Elite Attraction: Supercar Sharing’s® Market Impact

Launched in 2021 and headquartered in Zurich, Switzerland, Supercar Sharing AG has swiftly risen as a dominant player in the luxury car-sharing and tourism industry across Europe. Boasting a prestigious client list of celebrities and eminent business figures, the firm is gearing up for worldwide growth. This expansion strategy includes forming franchise partnerships and inaugurating a flagship showroom along with a car storage facility in Dubai. A new branch in Mallorca is also on the cards for 2024, aiming to further penetrate and serve the upscale tourism sector.

Since its inception, Supercar Sharing has garnered over 1000 members within the sports car arena and has amassed order values exceeding 8 million CHF. Notably, the company has introduced an exclusive co-ownership scheme for the Bugatti Chiron Sport, a significant achievement in the sharing economy’s co-ownership domain.

Supercar Sharing® is set on becoming a lasting leader and standard-bearer in the luxury sharing market. The company’s forward-looking strategy includes the launch of 30 additional franchise locations over the next five years and an expansion of their luxury vehicle and supercar fleet to more than 200.

Innovative Co-Ownership Model: A New Era of Luxury and Efficiency

Supercar Sharing’s unique selling proposition is its Supercar Co-Ownership System®. This proprietary system offers international clients the opportunity to buy ownership shares in, for instance, Swiss-registered vehicles, ranging from a minimum 10% stake to full ownership.

Co-owners enjoy not just usage rights but also voting and participation privileges for their chosen vehicle.
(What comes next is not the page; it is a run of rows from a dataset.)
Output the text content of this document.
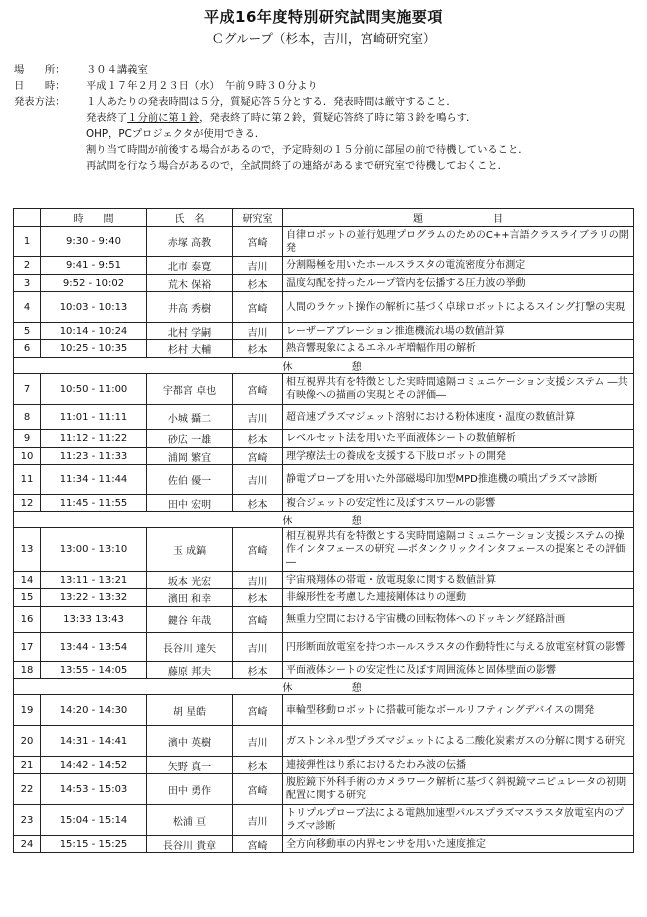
平成16年度特別研究試問実施要項
Ｃグループ（杉本，吉川，宮崎研究室）
場　　所：	３０４講義室
日　　時：	平成１７年２月２３日（水）　午前９時３０分より
発表方法：	１人あたりの発表時間は５分，質疑応答５分とする．発表時間は厳守すること．
発表終了１分前に第１鈴，発表終了時に第２鈴，質疑応答終了時に第３鈴を鳴らす．
OHP，PCプロジェクタが使用できる．
割り当て時間が前後する場合があるので，予定時刻の１５分前に部屋の前で待機していること．
再試問を行なう場合があるので，全試問終了の連絡があるまで研究室で待機しておくこと．
	時　　間	氏　名	研究室	題　　　　　　　目
1	9:30 ‐ 9:40	赤塚 高教	宮崎	自律ロボットの並行処理プログラムのためのC++言語クラスライブラリの開発
2	9:41 ‐ 9:51	北市 泰寛	吉川	分割陽極を用いたホールスラスタの電流密度分布測定
3	9:52 ‐ 10:02	荒木 保裕	杉本	温度勾配を持ったループ管内を伝播する圧力波の挙動
4	10:03 ‐ 10:13	井高 秀樹	宮崎	人間のラケット操作の解析に基づく卓球ロボットによるスイング打撃の実現
5	10:14 ‐ 10:24	北村 学嗣	吉川	レーザーアブレーション推進機流れ場の数値計算
6	10:25 ‐ 10:35	杉村 大輔	杉本	熱音響現象によるエネルギ増幅作用の解析
休 憩				
7	10:50 ‐ 11:00	宇都宮 卓也	宮崎	相互視界共有を特徴とした実時間遠隔コミュニケーション支援システム ―共有映像への描画の実現とその評価―
8	11:01 ‐ 11:11	小城 攝二	吉川	超音速プラズマジェット溶射における粉体速度・温度の数値計算
9	11:12 ‐ 11:22	砂広 一雄	杉本	レベルセット法を用いた平面液体シートの数値解析
10	11:23 ‐ 11:33	浦岡 繁宜	宮崎	理学療法士の養成を支援する下肢ロボットの開発
11	11:34 ‐ 11:44	佐伯 優一	吉川	静電プローブを用いた外部磁場印加型MPD推進機の噴出プラズマ診断
12	11:45 ‐ 11:55	田中 宏明	杉本	複合ジェットの安定性に及ぼすスワールの影響
休 憩				
13	13:00 ‐ 13:10	玉 成鎬	宮崎	相互視界共有を特徴とする実時間遠隔コミュニケーション支援システムの操作インタフェースの研究 ―ボタンクリックインタフェースの提案とその評価―
14	13:11 ‐ 13:21	坂本 光宏	吉川	宇宙飛翔体の帯電・放電現象に関する数値計算
15	13:22 ‐ 13:32	濱田 和幸	杉本	非線形性を考慮した連接剛体はりの運動
16	13:33 13:43	鍵谷 年哉	宮崎	無重力空間における宇宙機の回転物体へのドッキング経路計画
17	13:44 ‐ 13:54	長谷川 達矢	吉川	円形断面放電室を持つホールスラスタの作動特性に与える放電室材質の影響
18	13:55 ‐ 14:05	藤原 邦夫	杉本	平面液体シートの安定性に及ぼす周囲流体と固体壁面の影響
休 憩				
19	14:20 ‐ 14:30	胡 星皓	宮崎	車輪型移動ロボットに搭載可能なボールリフティングデバイスの開発
20	14:31 ‐ 14:41	濱中 英樹	吉川	ガストンネル型プラズマジェットによる二酸化炭素ガスの分解に関する研究
21	14:42 ‐ 14:52	矢野 真一	杉本	連接弾性はり系におけるたわみ波の伝播
22	14:53 ‐ 15:03	田中 勇作	宮崎	腹腔鏡下外科手術のカメラワーク解析に基づく斜視鏡マニピュレータの初期配置に関する研究
23	15:04 ‐ 15:14	松浦 亘	吉川	トリプルプローブ法による電熱加速型パルスプラズマスラスタ放電室内のプラズマ診断
24	15:15 ‐ 15:25	長谷川 貴章	宮崎	全方向移動車の内界センサを用いた速度推定
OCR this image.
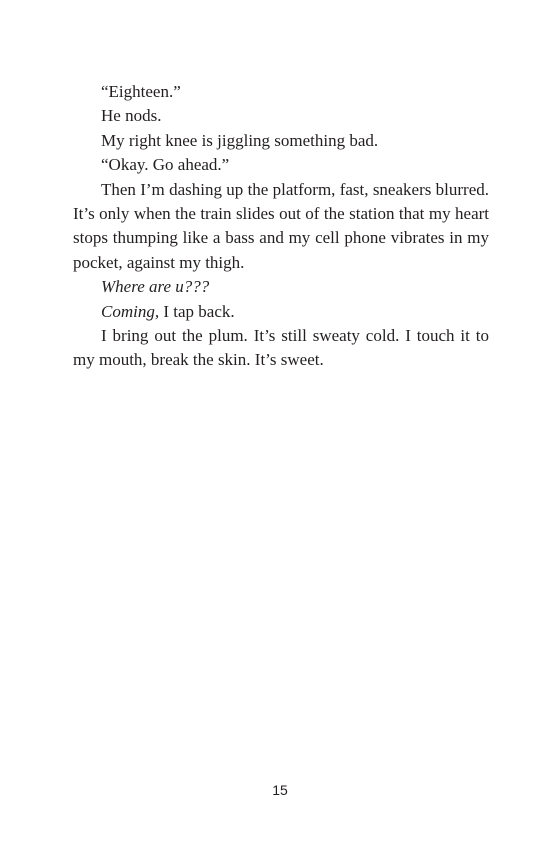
“Eighteen.”

He nods.

My right knee is jiggling something bad.

“Okay. Go ahead.”

Then I’m dashing up the platform, fast, sneakers blurred. It’s only when the train slides out of the station that my heart stops thumping like a bass and my cell phone vibrates in my pocket, against my thigh.

Where are u???

Coming, I tap back.

I bring out the plum. It’s still sweaty cold. I touch it to my mouth, break the skin. It’s sweet.

15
This pioneering model offers multiple advantages:

  • Cost Distribution: The co-ownership model divides the costs of acquiring and maintaining luxury vehicles among a select group of car enthusiasts, making high-end vehicles more accessible and financially efficient.
  • Expert Vehicle Management: The company handles all aspects of vehicle management, including maintenance and insurance, at its various locations, offering co-owners a hassle-free experience.
  • Long-term Cost Efficiency: Co-ownership emerges as a more economically viable and sustainable choice compared to individual purchases, leases, or rentals of vehicles.

Supercar Sharing holds brand rights in 31 nations and generates revenue through various channels, including co-ownership, vehicle buying and selling, membership fees, vehicle rentals, and franchise partnerships.

Deivis H. Valdes, founder and CEO of the Supercar Sharing Group, is optimistic about the company’s trajectory: “We are proud of the growth and acceptance of our brand in the luxury car-sharing and tourism market so far. With our planned expansion and focus on franchise partnerships, we are confident that Supercar Sharing® will set the standard for the future of luxury sharing on a global scale.”

Deivis H. Valdes and Joschua Ammann, the two principal shareholders of Supercar Sharing AG, are actively seeking franchise partners to propel their successful model to a global scale.